I looked at some of the most heavily traded tech stocks to identify buy ideas. My list includes an internet television provider from China, a social networking Internet platform, a broadcasting satellite radio system, and a professional social media network company. These stocks were chosen because they are emerging leaders, in the tech space and have witnessed twice their average daily volumes this month when compared to last month. Here is my analysis:
Youku.com, Inc. (NYSE:YOKU)
YOKU has an unattractive debt to equity ratio of 2.13, which is higher than its competitors, Baidu, Inc. (NASDAQ:BIDU) and Sohu.com, Inc. (NASDAQ:SOHU) which have a debt to equity ratio of 1.02 and zero, respectively. In addition, YOKU has a poor return on equity of -28.71% compared to BIDU at 53.58% and SOHU at 21.14%, respectively. Currently, YOKU and its competitors are not offering any dividends to its shareholders.
However, BIDU and SOHU are showing increases in their earnings, whereas, YOKU remains stable and trading lower than its peak of around $64 per share back in April. Moreover, YOKU has a lower gross margin of 32.15% compared to BIDU at 80.51% and SOHU at 73.59%, respectively. Furthermore, YOKU is trailing behind in market share compared to its competitors. However, Youku has expanded its online video beyond the web with a new desktop client and smart remote, which enable users to watch high quality professional content across multiple Internet enabled devices from desktops to Android mobile phones.
This is great news for the company to help increase its price to sales ratio. However, due to the fluctuation in the stock, the company does not seem to show strength in its price earning appreciation because the company’s 5 year price earning to growth (PEG) is -3.31 compared to its competitors, BIDU at 0.90 and SOHU at 0.71, respectively.
Renren, Inc. (NYSE:RENN) –RENN is expected to increase its share price, with a one year target estimate of around $8.53 per share. Currently, RENN and its competitors, Baidu, Inc. and Sina Corp. (NASDAQ:SINA) do not offer any dividends to its shareholders. Moreover, RENN has no debt, compared to its competitors BIDU and SINA with debt to equity ratios of 2.13 and 1.02, respectively.
In addition, RENN has an attractive gross margin of 79.37%, whereas, BIDU and SINA have a gross margin of 80.51% and 57.10%, respectively. Furthermore, RENN has just announced an acquisition of online video site, 56.com, which will help increase sales and users to its site. Moreover, RENN has an attractive price to sales ratio of 17.65, which makes it a good buy for a price earning appreciation investment.

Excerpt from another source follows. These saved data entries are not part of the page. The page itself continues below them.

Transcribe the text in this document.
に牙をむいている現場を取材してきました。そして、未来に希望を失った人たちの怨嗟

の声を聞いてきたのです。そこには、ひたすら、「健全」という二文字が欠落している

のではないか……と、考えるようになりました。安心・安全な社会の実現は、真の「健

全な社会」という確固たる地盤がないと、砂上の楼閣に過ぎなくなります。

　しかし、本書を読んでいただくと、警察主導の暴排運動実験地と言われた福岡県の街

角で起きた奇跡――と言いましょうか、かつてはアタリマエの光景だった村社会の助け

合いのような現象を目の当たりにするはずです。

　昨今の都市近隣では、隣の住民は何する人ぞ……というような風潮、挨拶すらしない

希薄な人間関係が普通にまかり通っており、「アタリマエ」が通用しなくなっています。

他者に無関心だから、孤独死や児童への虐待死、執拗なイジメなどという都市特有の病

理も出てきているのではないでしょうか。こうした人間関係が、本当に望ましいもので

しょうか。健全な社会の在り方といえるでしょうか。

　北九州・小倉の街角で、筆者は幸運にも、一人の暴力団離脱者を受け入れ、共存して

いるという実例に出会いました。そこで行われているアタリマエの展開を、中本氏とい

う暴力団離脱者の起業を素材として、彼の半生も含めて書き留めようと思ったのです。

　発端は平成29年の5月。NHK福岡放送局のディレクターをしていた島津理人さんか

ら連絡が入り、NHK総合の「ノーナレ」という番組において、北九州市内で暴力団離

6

Sirius XM Radio Inc. (NASDAQ:SIRI) - SIRI has an attractive gross margin of 61.79% over its competitors, Cumulus Media Inc. (NASDAQ:CMLS) and Westwood One Inc. (NASDAQ:WWON) with 40.90% and 3.10%, respectively. Moreover, SIRI and Subaru of America announced in early October that Subaru will offer satellite radio on all models beginning with the 2012 model year vehicles. Moreover, all 2012 model year Legacy and Outback Limited models will come standard with factory installed satellite radio. The joint venture will help to increase the revenue for SIRI and increase its price to sales ratio, which is currently at 2.01 compared to its competitors, CMLS at 1.29 and WWON at 0.58, respectively. Moreover, revenue for SIRI is expected to increase at 6.40% and price earning to growth within the next 5 years is expected to increase at 0.84.
Currently, the company does not offer any dividends to its shareholders. Moreover, the price earning to growth ratio may not increase quicker than anticipated largely due to new vehicle models providing adapters for the iPod and MP3 players, which allow consumers to sync downloaded music to their vehicle’s radio system. Therefore, due to the other popular brand vehicles offering an alternative to satellite radio such as synchronizing downloaded music from an iPod and an MP3 player, the sales may not be significant to increase SIRI’s market share. Thus, SIRI would not be considered a good investment for price earning appreciation.
LinkedIn Corporation (NYSE:LNKD) – LNKD shows an attractive price earnings to growth ratio with five years of 43.34. Moreover, LNKD’s revenue growth is expected to increase 120.50% with a price earnings ratio of 427.26. The company is currently not paying any dividends to its shareholders. Furthermore, LNKD has a zero debt to equity ratio and a good return on equity ratio of 8.47%.
In addition, LNKD has an attractive gross margin of 82.74%. Moreover, LNKD has no competitors on the open market, but the LNKD has one growing competitor, Viadeo, which is based out of Europe. LKND currently has over 90 million users compared to Viadeo with over 35 million users. Moreover, Viadeo is expanding its business into the United States where it plans to open an office in San Francisco, California.
Disclosure: I have no positions in any stocks mentioned, and no plans to initiate any positions within the next 72 hours.